Historic church in Florida, United States

The Mount Zion AME Church is a historic church in Jacksonville, Florida, United States. It is located at 201 East Beaver Street. On December 30, 1992, it was added to the U.S. National Register of Historic Places. The "AME" is an abbreviation of African Methodist Episcopal, the religious denomination.

After the Civil War, several dozen Freedmen organized a "Society" for the purpose of religious worship. On July 28, 1866, this group became formally recognized as Mount Zion A.M.E. Church. The church acquired the property at the northeast corner of Beaver and Newnan Streets, and a small frame structure was built for worship services on that site. In 1870 a large wooden church was built, and twenty years later an even larger brick sanctuary, with a seating capacity of nearly 1,500, was built at this location.
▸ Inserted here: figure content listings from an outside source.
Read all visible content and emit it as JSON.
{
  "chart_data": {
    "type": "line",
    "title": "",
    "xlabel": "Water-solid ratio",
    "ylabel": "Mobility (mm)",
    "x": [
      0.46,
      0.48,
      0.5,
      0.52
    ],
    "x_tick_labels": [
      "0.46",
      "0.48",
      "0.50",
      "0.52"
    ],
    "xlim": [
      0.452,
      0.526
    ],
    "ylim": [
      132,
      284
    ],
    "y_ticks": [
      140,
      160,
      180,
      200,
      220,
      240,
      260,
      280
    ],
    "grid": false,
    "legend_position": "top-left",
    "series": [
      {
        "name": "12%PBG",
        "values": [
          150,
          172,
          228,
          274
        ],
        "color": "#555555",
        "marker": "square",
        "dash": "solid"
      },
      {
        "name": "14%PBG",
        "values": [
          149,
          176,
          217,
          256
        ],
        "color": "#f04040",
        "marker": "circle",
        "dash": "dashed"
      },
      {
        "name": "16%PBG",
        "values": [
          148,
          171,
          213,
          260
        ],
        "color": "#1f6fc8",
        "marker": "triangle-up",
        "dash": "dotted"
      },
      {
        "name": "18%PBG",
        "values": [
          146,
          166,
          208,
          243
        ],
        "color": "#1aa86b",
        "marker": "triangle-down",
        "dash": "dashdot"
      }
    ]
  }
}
Within four months after the Great Fire of 1901 destroyed that building, plans for the present church were under way. According to a September, 1901 newspaper report, the Romanesque Revival style structure was estimated to cost $18,000. Architectural details such as arched window and door openings, art-glass windows, a bell tower, contrasting brick quoins, and a crenelated parapet contribute to its handsome design. The building was completed in 1905 and was designed by architects J. B. Carr & Co. of Birmingham and Francis J. Norton of Jacksonville & Chicago.